Nun wird sich auch von diesem Argument nicht jeder Leser überzeugen lassen. Zwar bin ich mit Habermas der Meinung, dass Massendemokratien nur dann als liberaler Rechtsstaat funktionieren können, wenn sie in politische Öffentlichkeiten integriert sind. Die Zivilgesellschaft sendet in diesem Sinne Signale aus, die von dem politischen System verarbeitet werden. Sie sorgt dafür, dass Probleme kollektiv kommuniziert wer-den und programmiert auf diese Weise das politische System.

Der entscheidende Punkt jedoch besteht darin, dass bei Habermas an dieser Stelle eine systematische Analyse der medientheoretischen, sozialen und kognitiven Voraussetzung erfolgreicher öffentlicher Meinungsbildung fehlt. Dass sich angesichts der elektronischen Kommunikationsrevolution das deliberative Paradigma anbietet, liegt nahe, aber ist perspektivisch und demokratietheoretisch nicht erschöpfend. Denn wer auf eine globale Weltöffentlichkeit setzt, die die Weltorganisation „belagert”, muss erst einmal die Frage beantworten, aus was diese besteht. Wie sieht diese Weltöffentlichkeit aus? Wie extensiv (also geographisch übergreifend) und intensiv (also wie stark durch-dringend) kann sie Integrationseffekte konstituieren?

Gewiss, die Möglichkeiten, an öffentlicher Kommunikation teilzunehmen, haben in den letzten Jahrzehnten zugenommen. Die Idee einer instantanen Integration der Weltgesellschaft scheitert jedoch bereits in rein technischer Hinsicht. Sie berücksichtigt nämlich nicht die Milliarden von Menschen, die keinen Zugang zu den Medien haben, gleichwohl dennoch Teil der Weltgesellschaft sind. Ebenso gibt es aufgrund der Stratifizierung der Sphäre öffentlicher Deliberation wichtige Ungleichheiten zwischen inkludierten und exkludierten Teilnehmern in der Weltöffentlichkeit (vgl.
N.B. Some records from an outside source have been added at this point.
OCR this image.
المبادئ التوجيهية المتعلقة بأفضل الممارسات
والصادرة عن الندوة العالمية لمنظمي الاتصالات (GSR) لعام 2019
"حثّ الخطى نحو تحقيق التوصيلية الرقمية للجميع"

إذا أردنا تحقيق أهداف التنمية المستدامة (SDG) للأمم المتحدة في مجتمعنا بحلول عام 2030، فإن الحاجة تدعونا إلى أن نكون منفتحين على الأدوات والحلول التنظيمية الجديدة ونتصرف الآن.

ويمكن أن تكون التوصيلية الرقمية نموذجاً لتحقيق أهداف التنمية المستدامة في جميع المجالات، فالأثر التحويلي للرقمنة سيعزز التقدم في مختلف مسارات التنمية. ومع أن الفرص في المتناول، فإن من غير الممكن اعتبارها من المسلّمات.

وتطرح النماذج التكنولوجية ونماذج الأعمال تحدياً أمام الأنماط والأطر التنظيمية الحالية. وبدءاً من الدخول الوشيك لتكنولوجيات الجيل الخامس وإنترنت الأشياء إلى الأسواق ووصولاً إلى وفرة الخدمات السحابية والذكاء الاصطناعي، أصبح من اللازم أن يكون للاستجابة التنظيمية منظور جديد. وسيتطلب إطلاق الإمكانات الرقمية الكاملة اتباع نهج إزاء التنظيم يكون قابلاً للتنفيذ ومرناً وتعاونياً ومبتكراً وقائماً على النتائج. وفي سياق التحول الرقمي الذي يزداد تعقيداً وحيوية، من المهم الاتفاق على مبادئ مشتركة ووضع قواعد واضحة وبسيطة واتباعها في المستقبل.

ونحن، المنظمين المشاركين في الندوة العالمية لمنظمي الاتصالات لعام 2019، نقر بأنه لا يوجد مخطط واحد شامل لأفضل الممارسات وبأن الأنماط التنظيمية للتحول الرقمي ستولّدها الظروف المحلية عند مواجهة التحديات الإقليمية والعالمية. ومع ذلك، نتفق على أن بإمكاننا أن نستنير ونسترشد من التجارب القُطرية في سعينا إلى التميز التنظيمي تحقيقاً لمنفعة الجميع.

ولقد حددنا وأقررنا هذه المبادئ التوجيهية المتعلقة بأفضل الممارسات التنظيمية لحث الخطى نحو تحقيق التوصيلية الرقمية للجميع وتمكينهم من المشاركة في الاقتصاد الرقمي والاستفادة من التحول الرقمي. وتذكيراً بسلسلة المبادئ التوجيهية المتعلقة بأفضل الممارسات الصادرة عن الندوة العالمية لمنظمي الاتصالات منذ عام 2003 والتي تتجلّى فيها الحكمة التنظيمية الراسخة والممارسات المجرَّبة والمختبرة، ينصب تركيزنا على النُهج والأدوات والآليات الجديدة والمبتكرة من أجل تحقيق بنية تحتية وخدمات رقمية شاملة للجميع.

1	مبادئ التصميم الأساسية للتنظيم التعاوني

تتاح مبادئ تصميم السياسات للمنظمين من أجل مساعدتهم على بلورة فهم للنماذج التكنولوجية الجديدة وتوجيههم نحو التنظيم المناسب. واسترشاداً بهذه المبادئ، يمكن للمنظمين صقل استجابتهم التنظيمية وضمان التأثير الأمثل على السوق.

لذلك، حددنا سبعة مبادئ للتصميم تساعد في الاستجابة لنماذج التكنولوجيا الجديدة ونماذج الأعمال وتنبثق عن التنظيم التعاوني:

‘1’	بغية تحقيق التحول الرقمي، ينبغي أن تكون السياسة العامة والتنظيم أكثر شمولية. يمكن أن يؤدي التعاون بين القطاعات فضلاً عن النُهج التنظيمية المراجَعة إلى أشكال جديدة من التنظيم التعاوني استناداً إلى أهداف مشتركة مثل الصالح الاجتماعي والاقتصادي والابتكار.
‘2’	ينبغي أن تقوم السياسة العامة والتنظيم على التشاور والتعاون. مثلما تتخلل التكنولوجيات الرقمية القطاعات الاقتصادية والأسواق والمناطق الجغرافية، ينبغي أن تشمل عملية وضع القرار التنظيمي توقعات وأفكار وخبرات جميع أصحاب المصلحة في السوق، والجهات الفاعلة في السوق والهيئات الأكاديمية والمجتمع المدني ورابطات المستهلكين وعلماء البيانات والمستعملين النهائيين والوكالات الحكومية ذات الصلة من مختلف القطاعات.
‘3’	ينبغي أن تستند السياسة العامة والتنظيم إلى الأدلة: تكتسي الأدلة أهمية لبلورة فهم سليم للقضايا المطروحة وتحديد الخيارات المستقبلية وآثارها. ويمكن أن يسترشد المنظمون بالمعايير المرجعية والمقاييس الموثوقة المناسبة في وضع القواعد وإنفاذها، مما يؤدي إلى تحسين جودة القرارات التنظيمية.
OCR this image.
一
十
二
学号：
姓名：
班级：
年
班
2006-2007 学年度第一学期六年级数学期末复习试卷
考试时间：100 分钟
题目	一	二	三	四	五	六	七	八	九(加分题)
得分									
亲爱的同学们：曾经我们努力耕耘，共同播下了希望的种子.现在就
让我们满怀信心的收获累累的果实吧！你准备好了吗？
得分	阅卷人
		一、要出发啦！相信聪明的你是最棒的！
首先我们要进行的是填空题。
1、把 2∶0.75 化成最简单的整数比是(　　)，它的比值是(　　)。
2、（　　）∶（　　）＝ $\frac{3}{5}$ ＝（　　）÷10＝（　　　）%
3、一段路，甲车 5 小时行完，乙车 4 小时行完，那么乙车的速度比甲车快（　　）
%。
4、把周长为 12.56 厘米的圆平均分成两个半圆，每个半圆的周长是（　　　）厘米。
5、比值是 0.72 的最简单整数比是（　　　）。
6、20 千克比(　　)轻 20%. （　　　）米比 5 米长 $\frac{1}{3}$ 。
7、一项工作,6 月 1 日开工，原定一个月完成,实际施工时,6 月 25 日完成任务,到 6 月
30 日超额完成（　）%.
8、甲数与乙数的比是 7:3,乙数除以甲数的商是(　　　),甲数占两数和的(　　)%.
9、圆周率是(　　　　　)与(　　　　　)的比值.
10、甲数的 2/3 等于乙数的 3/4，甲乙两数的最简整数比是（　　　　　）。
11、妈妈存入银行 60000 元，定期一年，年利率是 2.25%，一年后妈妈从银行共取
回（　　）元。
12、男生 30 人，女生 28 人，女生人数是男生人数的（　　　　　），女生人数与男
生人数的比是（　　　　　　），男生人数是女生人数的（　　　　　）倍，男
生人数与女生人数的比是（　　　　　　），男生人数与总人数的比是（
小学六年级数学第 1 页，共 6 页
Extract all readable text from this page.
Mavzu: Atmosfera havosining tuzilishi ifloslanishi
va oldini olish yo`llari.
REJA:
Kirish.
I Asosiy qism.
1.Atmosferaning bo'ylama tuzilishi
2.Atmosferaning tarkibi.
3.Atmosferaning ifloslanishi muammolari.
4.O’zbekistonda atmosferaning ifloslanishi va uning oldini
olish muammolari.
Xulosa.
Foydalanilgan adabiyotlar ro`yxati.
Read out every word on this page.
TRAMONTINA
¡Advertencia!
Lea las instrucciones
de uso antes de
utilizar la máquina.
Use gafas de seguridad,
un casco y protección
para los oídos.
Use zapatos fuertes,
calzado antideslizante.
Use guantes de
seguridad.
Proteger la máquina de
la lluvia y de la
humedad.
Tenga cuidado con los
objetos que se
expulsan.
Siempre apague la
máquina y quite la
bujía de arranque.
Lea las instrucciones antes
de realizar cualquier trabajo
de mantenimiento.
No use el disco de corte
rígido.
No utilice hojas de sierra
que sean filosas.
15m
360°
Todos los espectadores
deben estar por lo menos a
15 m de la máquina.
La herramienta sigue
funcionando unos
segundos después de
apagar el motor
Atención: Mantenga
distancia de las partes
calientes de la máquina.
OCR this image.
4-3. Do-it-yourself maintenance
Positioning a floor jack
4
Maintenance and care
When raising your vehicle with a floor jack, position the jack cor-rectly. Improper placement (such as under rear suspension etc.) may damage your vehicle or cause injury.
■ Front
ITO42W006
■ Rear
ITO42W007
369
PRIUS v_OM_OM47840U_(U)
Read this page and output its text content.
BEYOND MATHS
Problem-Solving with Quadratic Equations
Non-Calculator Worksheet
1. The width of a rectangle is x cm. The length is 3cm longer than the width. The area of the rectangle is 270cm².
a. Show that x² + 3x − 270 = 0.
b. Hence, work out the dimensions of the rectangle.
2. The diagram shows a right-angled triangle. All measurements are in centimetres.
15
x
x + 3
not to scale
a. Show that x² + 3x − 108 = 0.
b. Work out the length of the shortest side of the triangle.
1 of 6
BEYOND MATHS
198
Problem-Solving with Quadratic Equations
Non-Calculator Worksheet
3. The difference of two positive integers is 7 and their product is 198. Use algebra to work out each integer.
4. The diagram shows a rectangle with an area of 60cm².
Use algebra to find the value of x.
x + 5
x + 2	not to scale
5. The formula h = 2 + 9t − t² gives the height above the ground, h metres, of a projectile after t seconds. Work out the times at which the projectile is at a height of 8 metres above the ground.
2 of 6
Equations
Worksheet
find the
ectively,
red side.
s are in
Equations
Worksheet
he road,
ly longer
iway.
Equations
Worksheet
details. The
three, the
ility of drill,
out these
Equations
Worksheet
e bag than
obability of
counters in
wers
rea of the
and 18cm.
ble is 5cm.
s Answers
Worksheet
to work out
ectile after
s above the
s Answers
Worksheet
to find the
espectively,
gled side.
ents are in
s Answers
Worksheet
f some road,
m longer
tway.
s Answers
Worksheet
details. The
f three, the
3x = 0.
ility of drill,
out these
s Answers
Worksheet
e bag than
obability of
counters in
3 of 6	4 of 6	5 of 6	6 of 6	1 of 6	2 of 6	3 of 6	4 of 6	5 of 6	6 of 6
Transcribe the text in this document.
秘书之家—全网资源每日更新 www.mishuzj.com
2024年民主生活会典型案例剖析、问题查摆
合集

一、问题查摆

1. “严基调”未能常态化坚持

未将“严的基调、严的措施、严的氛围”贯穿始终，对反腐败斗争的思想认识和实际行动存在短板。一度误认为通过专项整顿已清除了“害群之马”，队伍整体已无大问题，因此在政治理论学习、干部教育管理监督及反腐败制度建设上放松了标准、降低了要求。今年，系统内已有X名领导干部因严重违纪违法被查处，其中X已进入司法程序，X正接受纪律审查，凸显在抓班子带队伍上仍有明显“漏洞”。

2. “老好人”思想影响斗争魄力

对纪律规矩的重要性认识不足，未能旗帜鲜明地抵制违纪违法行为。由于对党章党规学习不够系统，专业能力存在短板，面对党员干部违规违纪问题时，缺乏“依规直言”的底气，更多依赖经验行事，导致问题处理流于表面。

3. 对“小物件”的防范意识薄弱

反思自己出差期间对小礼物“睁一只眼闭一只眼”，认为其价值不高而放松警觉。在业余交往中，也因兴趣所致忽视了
Peters 2007: 152ff.).

Längst gehört es mittlerweile zur notorischen Kritik an der Europäischen Union – die ja in der Weltgesellschaft nur ein weltregionales System darstellt –, dass die Öffentlichkeit der Transnationalisierung bzw. der Europäisierung von Politik hinterherhinkt. Der EU fehlt die basale Voraussetzung für demokratische Legitimität: Ein (politischer) europäischer Demos, der die demokratische Hülle mit demokratischer Substanz füllt. Die Schwäche und wenig ausgeprägte Signifikanz einer europäischen Öffentlichkeit führt konsequenterweise letztlich „zu einem erschreckenden Ausmaß an Desinteresse und Apathie an europäischen Wahlen” (Oeter 2009: 411). Umso unrealistischer ist es, dass das plurale Stimmengemisch einer Weltgesellschaft und die kurze Halbwertszeit medialer Narrative sich auf der supranationalen Ebene zu einem globalen, konsistenten Demos konstituieren. „Viel kommunikativer Lärm ist noch keine politische Öffentlichkeit.” (Eder 2006: 106)

Es ist unbestritten, dass es heute eine Vielzahl an zivilgesellschaftlichen Initiativen und Bewegungen gibt, die sich für weltweite Normen einsetzen und auch erstaunliche Erfolge zeitigen. Man denke an die Massen mutiger Menschen, die sich in der arabischen Welt für demokratische Rechte einsetzen. Fraglich ist allerdings, ob die weltzivil-gesellschaftliche demokratische Revolution wirklich kurz bevor steht. Dass eine globale öffentliche, über Massenmedien vermittelte Skandalisierungspraxis von sozialen Bewegungen und NGOs, Menschenrechte „durch Herbeirufen in Geltung setzt” (Fischer-Lescano 2005: 71) mag für den Einzelfall zutreffen. Ob man deswegen den unberechenbaren Animationsraum der Öffentlichkeit zum zentralen demokratischen „Hoffnungsträger der Weltgesellschaft” (ebd.: 30) hochstilisieren kann, muss mit Skepsis betrachtet werden. Es bleibt strittig, ob Habermas Demokratiekonzept, wonach die Legitimität der globalen politischen Ordnung durch demokratische Verfahren konstituiert wird, unter diesen Umständen kohärent entfaltet werden kann.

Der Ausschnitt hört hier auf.